Itu semakin terkikis oleh sisi gelapnya dibandingkan ketika dia baru saja meninggalkan desanya, tapi bukan itu yang menarik perhatian Julia. Bintang yang berkilauan tersebar di seluruh tempat gelap, bersinar dengan lebih banyak cahaya dan keanggunan daripada kabut asap yang berkilauan. Dia tidak pernah memiliki kesempatan untuk mengagumi pemandangan di atas tanah dengan baik — apakah dunia luar selalu menjadi tempat yang begitu indah?

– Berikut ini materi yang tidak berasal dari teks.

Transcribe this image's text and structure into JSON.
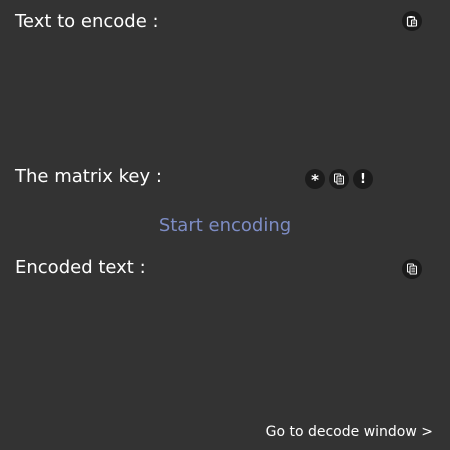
{
  "encode_section": {
    "label": "Text to encode :",
    "paste_icon": "clipboard-paste-icon",
    "input_value": ""
  },
  "key_section": {
    "label": "The matrix key :",
    "key_value": "",
    "random_icon_glyph": "*",
    "copy_icon": "copy-icon",
    "info_icon_glyph": "!"
  },
  "actions": {
    "start_label": "Start encoding"
  },
  "output_section": {
    "label": "Encoded text :",
    "copy_icon": "copy-icon",
    "output_value": ""
  },
  "navigation": {
    "decode_link": "Go to decode window >"
  },
  "colors": {
    "background": "#333333",
    "accent": "#7d8cc4",
    "icon_bg": "#1b1b1b",
    "text": "#ffffff"
  }
}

Tidak yakin mengapa, Julia merasakan air mata memenuhi bibirnya. Dunia sangat kejam, namun juga begitu memikat dan spektakuler pada saat yang sama.

Kenapa, kenapa?

Mex, yang sedang menatap langit malam, tiba-tiba mengulurkan tangannya ke ketinggian yang tak terjangkau, seolah ingin menangkap bintang. Namun, yang bisa dia pahami hanyalah udara yang dipenuhi kabut asap. Tinjunya perlahan menegang; rasanya dia sedang mendeklarasikan perang melawan langit, bukan, dunia itu sendiri.

Julia mengalihkan pandangannya ke tempat Mex memegang tinjunya, dan dia akhirnya melihat 'mereka'. Di langit malam yang diselimuti lapisan abu-abu, banyak bayangan berkedip-kedip. Karena tidak tahu apa itu, gadis remaja itu menutup matanya rapat-rapat dan menjauhkannya dari pikirannya sampai dia tertidur.

Bersambung...

***

Maaf ya guy's baru bisa update. Sedih rasanya. Tapi diusahakan aku bisa update tapi gak tentu tanggal berapa. Pergelangan tangan ku masih sakit, jadi jika lama2 ngotak atik hp jadi sakit.